El reloj seguía escupiendo las horas. La comida ya estaba fría y las botellas en el estante se quedaron sin licor. Recuerdo que me dormí y tuve estos sueños vívidos, casi como epifanías: sangre y sollozos. Cuando el sol comenzó a salir, estaba completamente sobrio y lleno de rabia. ¿Cómo se atrevió a hacerme esperar así? Me moría de ganas de verla y no era la primera vez que no volvía a casa.

De repente, escuché pasos pequeños y atascados en la sala de estar. Se reía sola y olía a loción de hombre.

-¡Oh! No me di cuenta de que estabas aquí, ella se estaba riendo de una manera infantil.

—Te he estado esperando — toda la ira estaba a punto de estallar, esperando explotar en cualquier momento.

—Shhh. Eres tan ruidoso y me duele la cabeza, realmente necesito dormir.

En ese momento, vio la comida y comenzó a comerla. Tenía las manos sucias y la grasa del pavo resbalaba de forma grotesca; ni siquiera un agradecimiento salió de su boca. Todas las emociones contenidas estaban comenzando a florecer.

—Eso lo hice para ti, cariño— dije después de que ella casi había terminado. —Fue una ocasión especial y necesito hablarte de dinero.

—¡Oh, dinero! ¡Maldito dinero! Siempre fingía un acento británico cuando estaba borracha o drogada. —No me lo cuentes porque perdí toneladas esta noche. Pero no me mires así, cariño. Sabes cuanto te quiero.

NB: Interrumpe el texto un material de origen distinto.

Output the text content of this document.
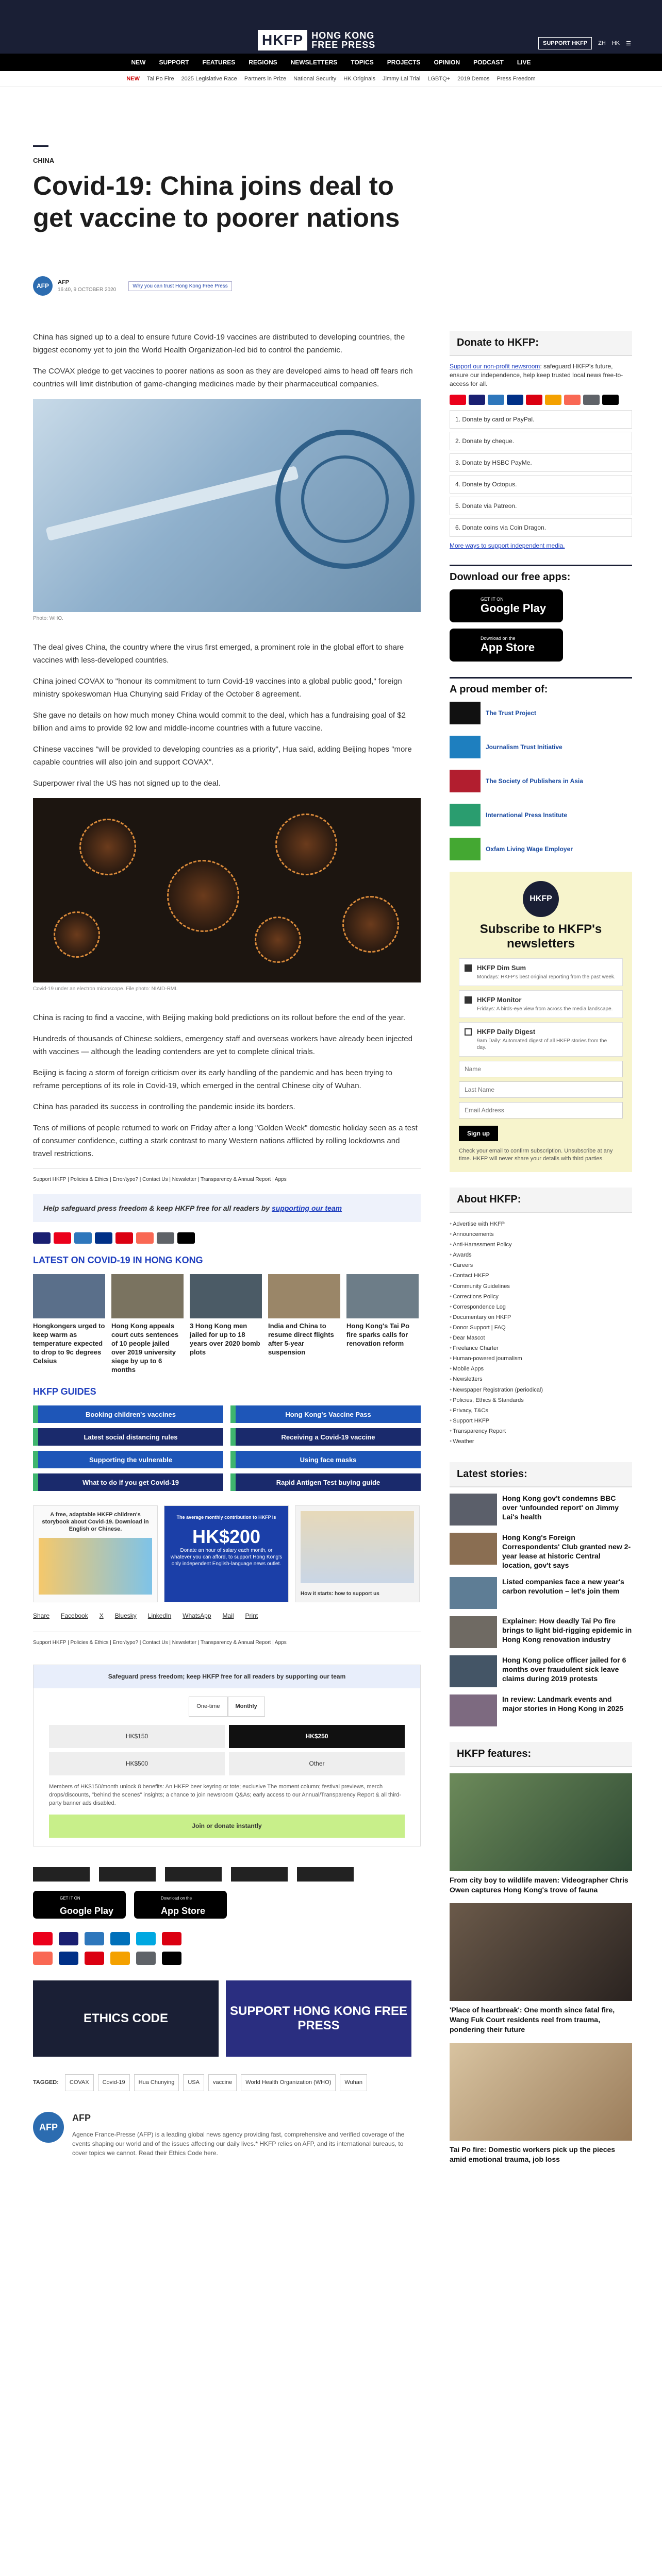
HKFP HONG KONG
FREE PRESS	SUPPORT HKFP	ZH HK ☰
NEW SUPPORT FEATURES REGIONS NEWSLETTERS TOPICS PROJECTS OPINION PODCAST LIVE
NEW Tai Po Fire 2025 Legislative Race Partners in Prize National Security HK Originals Jimmy Lai Trial LGBTQ+ 2019 Demos Press Freedom
CHINA
Covid-19: China joins deal to get vaccine to poorer nations
AFP	AFP
16:40, 9 OCTOBER 2020
Why you can trust Hong Kong Free Press

China has signed up to a deal to ensure future Covid-19 vaccines are distributed to developing countries, the biggest economy yet to join the World Health Organization-led bid to control the pandemic.

The COVAX pledge to get vaccines to poorer nations as soon as they are developed aims to head off fears rich countries will limit distribution of game-changing medicines made by their pharmaceutical companies.

Photo: WHO.

The deal gives China, the country where the virus first emerged, a prominent role in the global effort to share vaccines with less-developed countries.

China joined COVAX to "honour its commitment to turn Covid-19 vaccines into a global public good," foreign ministry spokeswoman Hua Chunying said Friday of the October 8 agreement.

She gave no details on how much money China would commit to the deal, which has a fundraising goal of $2 billion and aims to provide 92 low and middle-income countries with a future vaccine.

Chinese vaccines "will be provided to developing countries as a priority", Hua said, adding Beijing hopes "more capable countries will also join and support COVAX".

Superpower rival the US has not signed up to the deal.

Covid-19 under an electron microscope. File photo: NIAID-RML

China is racing to find a vaccine, with Beijing making bold predictions on its rollout before the end of the year.

Hundreds of thousands of Chinese soldiers, emergency staff and overseas workers have already been injected with vaccines — although the leading contenders are yet to complete clinical trials.

Beijing is facing a storm of foreign criticism over its early handling of the pandemic and has been trying to reframe perceptions of its role in Covid-19, which emerged in the central Chinese city of Wuhan.

China has paraded its success in controlling the pandemic inside its borders.

Tens of millions of people returned to work on Friday after a long "Golden Week" domestic holiday seen as a test of consumer confidence, cutting a stark contrast to many Western nations afflicted by rolling lockdowns and travel restrictions.

Support HKFP | Policies & Ethics | Error/typo? | Contact Us | Newsletter | Transparency & Annual Report | Apps
Help safeguard press freedom & keep HKFP free for all readers by supporting our team
LATEST ON COVID-19 IN HONG KONG
Hongkongers urged to keep warm as temperature expected to drop to 9c degrees Celsius
Hong Kong appeals court cuts sentences of 10 people jailed over 2019 university siege by up to 6 months
3 Hong Kong men jailed for up to 18 years over 2020 bomb plots
India and China to resume direct flights after 5-year suspension
Hong Kong's Tai Po fire sparks calls for renovation reform
HKFP GUIDES
Booking children's vaccines	Hong Kong's Vaccine Pass
Latest social distancing rules	Receiving a Covid-19 vaccine
Supporting the vulnerable	Using face masks
What to do if you get Covid-19	Rapid Antigen Test buying guide
A free, adaptable HKFP children's storybook about Covid-19. Download in English or Chinese.
The average monthly contribution to HKFP is
HK$200
Donate an hour of salary each month, or whatever you can afford, to support Hong Kong's only independent English-language news outlet.
How it starts: how to support us
Share Facebook X Bluesky LinkedIn WhatsApp Mail Print
Support HKFP | Policies & Ethics | Error/typo? | Contact Us | Newsletter | Transparency & Annual Report | Apps
Safeguard press freedom; keep HKFP free for all readers by supporting our team
One-time	Monthly
HK$150	HK$250
HK$500	Other
Members of HK$150/month unlock 8 benefits: An HKFP beer keyring or tote; exclusive The moment column; festival previews, merch drops/discounts, "behind the scenes" insights; a chance to join newsroom Q&As; early access to our Annual/Transparency Report & all third-party banner ads disabled.
Join or donate instantly
GET IT ON
Google Play
Download on the
App Store
ETHICS CODE
SUPPORT HONG KONG FREE PRESS
TAGGED:	COVAX	Covid-19	Hua Chunying	USA	vaccine	World Health Organization (WHO)	Wuhan
AFP
AFP
Agence France-Presse (AFP) is a leading global news agency providing fast, comprehensive and verified coverage of the events shaping our world and of the issues affecting our daily lives.* HKFP relies on AFP, and its international bureaus, to cover topics we cannot. Read their Ethics Code here.
Donate to HKFP:

Support our non-profit newsroom: safeguard HKFP's future, ensure our independence, help keep trusted local news free-to-access for all.

1. Donate by card or PayPal.
2. Donate by cheque.
3. Donate by HSBC PayMe.
4. Donate by Octopus.
5. Donate via Patreon.
6. Donate coins via Coin Dragon.
More ways to support independent media.
Download our free apps:
GET IT ON
Google Play
Download on the
App Store
A proud member of:
The Trust Project
Journalism Trust Initiative
The Society of Publishers in Asia
International Press Institute
Oxfam Living Wage Employer
HKFP
Subscribe to HKFP's newsletters
HKFP Dim Sum

Mondays: HKFP's best original reporting from the past week.

HKFP Monitor

Fridays: A birds-eye view from across the media landscape.

HKFP Daily Digest

9am Daily: Automated digest of all HKFP stories from the day.

Name Last Name Email Address Sign up
Check your email to confirm subscription. Unsubscribe at any time. HKFP will never share your details with third parties.
About HKFP:
● Advertise with HKFP
● Announcements
● Anti-Harassment Policy
● Awards
● Careers
● Contact HKFP
● Community Guidelines
● Corrections Policy
● Correspondence Log
● Documentary on HKFP
● Donor Support | FAQ
● Dear Mascot
● Freelance Charter
● Human-powered journalism
● Mobile Apps
● Newsletters
● Newspaper Registration (periodical)
● Policies, Ethics & Standards
● Privacy, T&Cs
● Support HKFP
● Transparency Report
● Weather
Latest stories:
Hong Kong gov't condemns BBC over 'unfounded report' on Jimmy Lai's health
Hong Kong's Foreign Correspondents' Club granted new 2-year lease at historic Central location, gov't says
Listed companies face a new year's carbon revolution – let's join them
Explainer: How deadly Tai Po fire brings to light bid-rigging epidemic in Hong Kong renovation industry
Hong Kong police officer jailed for 6 months over fraudulent sick leave claims during 2019 protests
In review: Landmark events and major stories in Hong Kong in 2025
HKFP features:
From city boy to wildlife maven: Videographer Chris Owen captures Hong Kong's trove of fauna
'Place of heartbreak': One month since fatal fire, Wang Fuk Court residents reel from trauma, pondering their future
Tai Po fire: Domestic workers pick up the pieces amid emotional trauma, job loss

Ella comenzó a besarme mientras yo intentaba apartarla. Cuanto más la derogaba, más se apoyaba en mí. Cuando dejé de resistirme, me mordió los labios con tanta fuerza que me salió sangre. Grité pero ella siguió atacándome. Me abrazó y me rascó con las uñas en mi espalda ya herida. Por primera vez, me di cuenta de cuánto me había herido su amor.

¡No puedes culparme por contraatacar! Solo estaba tratando de defenderme. Fue entonces cuando la empujé. Juro que no quise que fuera tan difícil, pero el empujón se salió de control y se estrelló contra el estante; todos los libros cayeron encima de ella y un pequeño hilo de sangre se asomó por su cabeza.

—Lo siento, cariño – me acerqué y traté de ayudarla a ponerse de pie. Pero estaba loca, gritando que me odiaba y que había desperdiciado los años dorados de su vida con un hombre pequeño y patético.

Irrumpió en el dormitorio y antes de que pudiera entender lo que estaba sucediendo, tenía sus maletas empacadas y se iba por la puerta principal. La casa ardía con enormes llamas de pasión, alimentadas por las velas. Cuando se iba, dijo que no podía soportarlo más, que me iba a dejar.

La seguí al jardín, hasta el borde del adiós y los trozos de amor rotos. No iba a dejarla ir tan fácilmente, simplemente se volvió para escupirme con los ojos y no pude soportarlo. Toda la vergüenza, la ira y el amor se mezclaron en una mezcla de confusión y dolor. ¡Y su mirada! Era como si no me reconociera en absoluto.

Así que hice lo que tenía que hacer: tomé la pala que estaba en la pared y le rompí la cabeza tan fuerte como pude. No estaba llorando, ni siquiera cuando suplicó misericordia con una voz profunda que nunca antes había escuchado. Esa era la única forma en que podíamos estar escritos en el libro de los tiempos, junto a los más grandes amantes que habían muerto en nombre de su amor. ¡Romeo y Julieta! ¡Heathcliff y Catherine!

Mientras ella estaba acostada en la hierba, firme y hermosa, desaparecí en la deslumbrante luz del sol y nunca más me volvieron a ver.